Era de madrugada y el cielo se veía ya de color azul, pero la luna aún no se había retirado, lo que le daba un aspecto aún más mágico a la situación.

El camino de acceso hasta la “tumba del tesoro” de Petra es bastante largo, pero desde el principio se pueden apreciar indicios de tumbas horadadas en la piedra.

Después de un tramo amplio en la que esas tumbas se veían distantes, el camino continuaba entre montañas, por una gruta estrecha de formación natural, pero trabajada ya por manos romanas para canalizar el agua hacia el interior. Se podía ver a los lados unos canales artificiales, uno podía imaginar que en un pasado contenían agua, servía a su vez para dar de beber a caballos y camellos y retener el agua de la lluvia.


De vez en cuando nos encontrábamos en las paredes rojizas alguna forma tallada como si fuese para un altar o similar, de forma rectangular y con un bajo-relieve en el centro ya desdibujado por el tiempo, irreconocible.

Alguna de ellas estaba acompañadas de un cartel que informaba de lo que los arqueólogos habían llegado a suponer que habría sido en su día. La más sorprendente de ellas era una de origen romano en la que se había tallado una fila de hombres con sus camellos, todo a tamaño real, estaba muy desdibujado ya, pero se podía distinguir las patas del camello con sus pezuñas, el volumen del cuerpo, las túnicas de los hombres y sus pies. Lo que me llamó más la atención es que habían jugado en algunas zonas a tallar el canal para el agua por detrás de las figuras, de forma que algunas patas de camello formarían un relieve completo y detrás de ella el canal transportaba su agua, quería imaginar aquello y me parecía grandioso, sólo ese camino hacia la entrada de la ciudad debía ser de una belleza inimaginable, de la que ya sólo podemos ver algo parecido a lo que encontraron en su origen, unos metros más amplio.

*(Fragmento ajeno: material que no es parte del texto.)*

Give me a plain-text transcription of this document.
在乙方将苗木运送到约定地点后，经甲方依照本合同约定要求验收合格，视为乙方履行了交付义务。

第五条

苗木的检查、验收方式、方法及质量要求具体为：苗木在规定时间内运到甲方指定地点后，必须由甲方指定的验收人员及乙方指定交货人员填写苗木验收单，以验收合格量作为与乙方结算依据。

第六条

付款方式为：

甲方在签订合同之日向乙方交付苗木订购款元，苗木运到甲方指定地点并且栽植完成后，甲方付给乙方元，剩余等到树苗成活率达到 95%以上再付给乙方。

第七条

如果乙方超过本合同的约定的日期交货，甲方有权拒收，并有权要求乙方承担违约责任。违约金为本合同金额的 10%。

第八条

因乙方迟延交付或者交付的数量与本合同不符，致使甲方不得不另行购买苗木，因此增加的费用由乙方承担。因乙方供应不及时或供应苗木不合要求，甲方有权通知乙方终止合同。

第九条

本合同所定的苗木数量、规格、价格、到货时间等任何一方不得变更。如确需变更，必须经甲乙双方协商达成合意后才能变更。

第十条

R. hacía bromas con la melodía de Indiana Jones, cada vez que parecía que nos toparíamos con “la tumba del tesoro” comenzaba a tararearla. El nerviosismo iba aumentando, intentábamos
anticiparnos a la sensación de encontrarnos con la tumba pero no era algo al alcance de nuestra imaginación.

Finalmente apareció entre las paredes esa maravilla tallada en la piedra. Tuvimos la gran suerte de que ese día no había apenas turistas y pudimos verla desde cualquier distancia el tiempo que quisimos.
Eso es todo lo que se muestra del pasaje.